Preghiamo così accanto a lui, per lui se nell’insondabile calcolo del giudizio di Dio l’anima di Papa Giovanni avesse tuttora bisogno di questo nostro suffragio; ma forse piuttosto per noi, per essere educati a raccogliere della sua personalità l’immagine vera, e di rispecchiarla nel nostro spirito, in conformità alla sua autentica testimonianza autobiografica, quella di un prete, d’un buono, d’un ottimo prete bergamasco e romano.
La preghiera diventa così ricordo. Le proporzioni di grandezza, che la memoria di questo nostro grande e singolare Predecessore ha assunte nella storia contemporanea, non saranno così mortificate, ma corrette, all’occorrenza, dalle deformazioni che certe interpretazioni incaute o interessate gli hanno attribuite, quasi fosse il patrono dei contestatori, il Papa della liberazione dalla catena della tradizione, il promotore d’un «aggiornamento» arbitrario e senza prestabiliti confini, così che nell’autorità del suo nome si potesse frantumare l’autorità stessa donde la Chiesa è al tempo stesso una e cattolica. Dobbiamo conservare di Papa Giovanni una memoria fedele, non abusiva. Le straordinarie espressioni del suo Pontificato, quella incalcolabile e inesauribile del Concilio fra tutte, non fanno di questo Papa un tipo incoerente con l’impegno dogmatico della dottrina originaria e secolare della Chiesa di Pietro, ma un fermo e convinto continuatore, integrale se non integrista; un Papa innovatore, se volete, il quale sa scoprire la vitale fecondità del messaggio umano-divino, proprio della Chiesa cattolica, e la fa scaturire nell’interno più intimo della sua propria autenticità, ripetendo il prodigio perenne di questa secolare sede di Pietro, che sa estrarre dal tesoro evangelico, come lo scriba della parabola, nova et vetera, inesauribilmente (Matth. 13, 52).

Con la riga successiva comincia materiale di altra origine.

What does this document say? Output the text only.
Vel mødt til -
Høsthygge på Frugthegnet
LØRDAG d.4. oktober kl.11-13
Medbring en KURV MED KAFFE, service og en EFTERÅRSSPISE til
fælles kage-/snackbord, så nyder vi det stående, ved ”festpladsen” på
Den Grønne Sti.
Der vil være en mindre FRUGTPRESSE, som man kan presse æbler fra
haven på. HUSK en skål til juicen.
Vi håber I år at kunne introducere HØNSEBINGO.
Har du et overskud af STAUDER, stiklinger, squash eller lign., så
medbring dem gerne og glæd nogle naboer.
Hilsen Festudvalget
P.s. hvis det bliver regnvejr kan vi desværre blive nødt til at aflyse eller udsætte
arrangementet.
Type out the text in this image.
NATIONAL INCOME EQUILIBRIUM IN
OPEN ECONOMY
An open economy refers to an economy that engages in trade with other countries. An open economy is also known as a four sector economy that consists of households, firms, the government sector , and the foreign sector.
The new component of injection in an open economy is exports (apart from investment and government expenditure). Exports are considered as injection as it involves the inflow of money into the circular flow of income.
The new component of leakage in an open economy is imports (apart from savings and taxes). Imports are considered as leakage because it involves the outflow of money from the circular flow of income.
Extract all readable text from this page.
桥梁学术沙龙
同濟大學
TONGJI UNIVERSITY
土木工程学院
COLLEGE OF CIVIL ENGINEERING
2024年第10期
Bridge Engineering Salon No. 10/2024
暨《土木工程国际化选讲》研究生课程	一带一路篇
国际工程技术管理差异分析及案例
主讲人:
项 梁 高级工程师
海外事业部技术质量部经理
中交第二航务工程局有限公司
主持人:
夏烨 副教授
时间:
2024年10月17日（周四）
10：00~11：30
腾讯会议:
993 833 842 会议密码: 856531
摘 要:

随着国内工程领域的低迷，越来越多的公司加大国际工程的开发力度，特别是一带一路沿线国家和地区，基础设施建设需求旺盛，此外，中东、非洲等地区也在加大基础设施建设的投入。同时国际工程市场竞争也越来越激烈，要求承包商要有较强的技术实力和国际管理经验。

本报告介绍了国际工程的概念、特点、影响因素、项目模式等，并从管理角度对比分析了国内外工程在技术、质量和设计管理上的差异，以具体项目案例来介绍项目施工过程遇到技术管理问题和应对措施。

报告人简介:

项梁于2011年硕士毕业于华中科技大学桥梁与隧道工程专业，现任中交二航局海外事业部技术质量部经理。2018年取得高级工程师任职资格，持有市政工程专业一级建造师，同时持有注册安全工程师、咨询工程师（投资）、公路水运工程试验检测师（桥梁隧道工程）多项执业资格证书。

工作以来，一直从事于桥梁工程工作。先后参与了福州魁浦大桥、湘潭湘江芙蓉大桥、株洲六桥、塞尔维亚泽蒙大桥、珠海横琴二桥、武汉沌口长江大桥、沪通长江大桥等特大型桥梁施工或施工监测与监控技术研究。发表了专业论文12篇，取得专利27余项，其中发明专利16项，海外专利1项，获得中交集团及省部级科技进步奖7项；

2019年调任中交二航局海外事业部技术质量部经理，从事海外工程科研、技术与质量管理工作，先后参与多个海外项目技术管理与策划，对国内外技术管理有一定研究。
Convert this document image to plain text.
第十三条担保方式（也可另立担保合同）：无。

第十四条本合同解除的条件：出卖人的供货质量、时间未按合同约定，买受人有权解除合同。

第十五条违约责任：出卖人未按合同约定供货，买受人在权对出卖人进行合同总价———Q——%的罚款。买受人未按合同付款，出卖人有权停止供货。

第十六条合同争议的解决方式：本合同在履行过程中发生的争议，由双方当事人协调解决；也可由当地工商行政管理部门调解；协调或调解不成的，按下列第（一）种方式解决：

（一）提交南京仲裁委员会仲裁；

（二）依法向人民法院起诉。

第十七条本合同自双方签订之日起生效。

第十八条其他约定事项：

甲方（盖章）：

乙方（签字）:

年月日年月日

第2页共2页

Benediciamo perciò la memoria di questo carissimo e veneratissimo Papa, che ha saputo riaprire a torrenti le fonti della Verità salvatrice; ha saputo ringiovanire la Chiesa con lo Spirito vivificante del Vangelo; ha saputo stendere la mano ai Fratelli cristiani separati sopra l’abisso di secolari rotture e rivalità; ha saputo riaprire con un nuovo accento di familiarità e di stima il dialogo con il mondo odierno secolarizzato, ed offrirgli, come pane di casa, il dono della «speranza che non inganna» (Rom. 5, 5).
Benediciamo, sì, la memoria di Papa Giovanni, quasi Egli venisse fra noi ad aprire il prossimo Anno Santo, che dal suo genio di Maestro e di Pastore prende in questi giorni l’ispirazione e le mosse; ed ascoltiamo la non spenta voce della sua preghiera, che Egli, Angelo Roncalli, dopo dieci anni dalla sua ordinazione sacerdotale, scioglieva proprio su questa tomba di San Pietro per la santa Chiesa: «Sàlvala, sàlvala, o Signore; dona alla tua Chiesa, fra questo turbinare di procelle, fra questo cozzo di genti (era l’ora iniziale della prima guerra mondiale): libertà, unità e pace!» (Giornale, p. 193).
Così oggi per noi, ancora Papa Giovanni: libertà, unità e pace, con la Benedizione Apostolica del suo umilissimo Successore.